We do know of Schubert’s acquaintance with and love of the guitar, an instrument enjoying great popularity in the Vienna of his time, where several performers achieved notoriety and became part of Schubert’s circle, among them, Wenceslaus Matiegka, whose Notturno, for flute, guitar and viola, erroneously attributed to Schubert for many years, does benefit from a cello part added by the latter a posteriori, and Anton Diabelli, pianist, guitarist, and the first publisher of Schubert’s music, better known as the composer of the little waltz used by Beethoven for his great variation set, Op. 120. We also know that Schubert himself was enough of a player to sketch some of his songs, originally, with a guitar accompaniment. This may explain the naturalness, if not always ease, with which the piano parts of many of the Winterreise songs transfer to the guitar.

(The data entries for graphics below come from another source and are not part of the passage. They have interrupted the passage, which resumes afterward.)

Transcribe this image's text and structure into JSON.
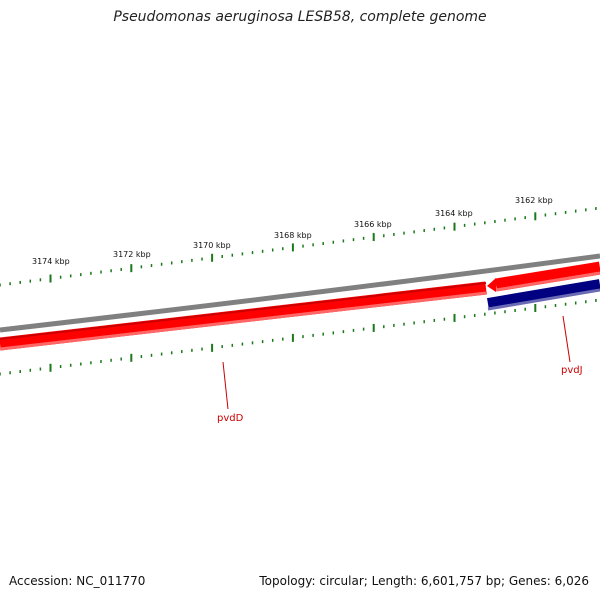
{
  "title": "Pseudomonas aeruginosa LESB58, complete genome",
  "accession": "Accession: NC_011770",
  "summary": "Topology: circular; Length: 6,601,757 bp; Genes: 6,026",
  "colors": {
    "backbone": "#808080",
    "forward_gene": "#ff0000",
    "reverse_gene": "#000080",
    "ticks": "#1a7a1a",
    "gene_label": "#cc0000"
  },
  "tick_labels": [
    "3174 kbp",
    "3172 kbp",
    "3170 kbp",
    "3168 kbp",
    "3166 kbp",
    "3164 kbp",
    "3162 kbp"
  ],
  "genes": [
    {
      "name": "pvdD",
      "strand": "forward"
    },
    {
      "name": "pvdJ",
      "strand": "forward"
    },
    {
      "name": "",
      "strand": "reverse"
    }
  ]
}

In this recording I have the privilege to present my guitar arrangement as support and complement to the voice of the great basso Kenneth Cox. The depths and pathos of Ken’s reading, linked to the hushed but eloquent expressivity of the guitar, provide a rather unique perspective on this sublime song-book. Darker hues, more poignant intimacy are underlined, perhaps a vantage point more akin to the deep melancholy affecting the very ill Schubert in his last days. Death found Schubert while doing final corrections to the proofs of book two of Winterreise.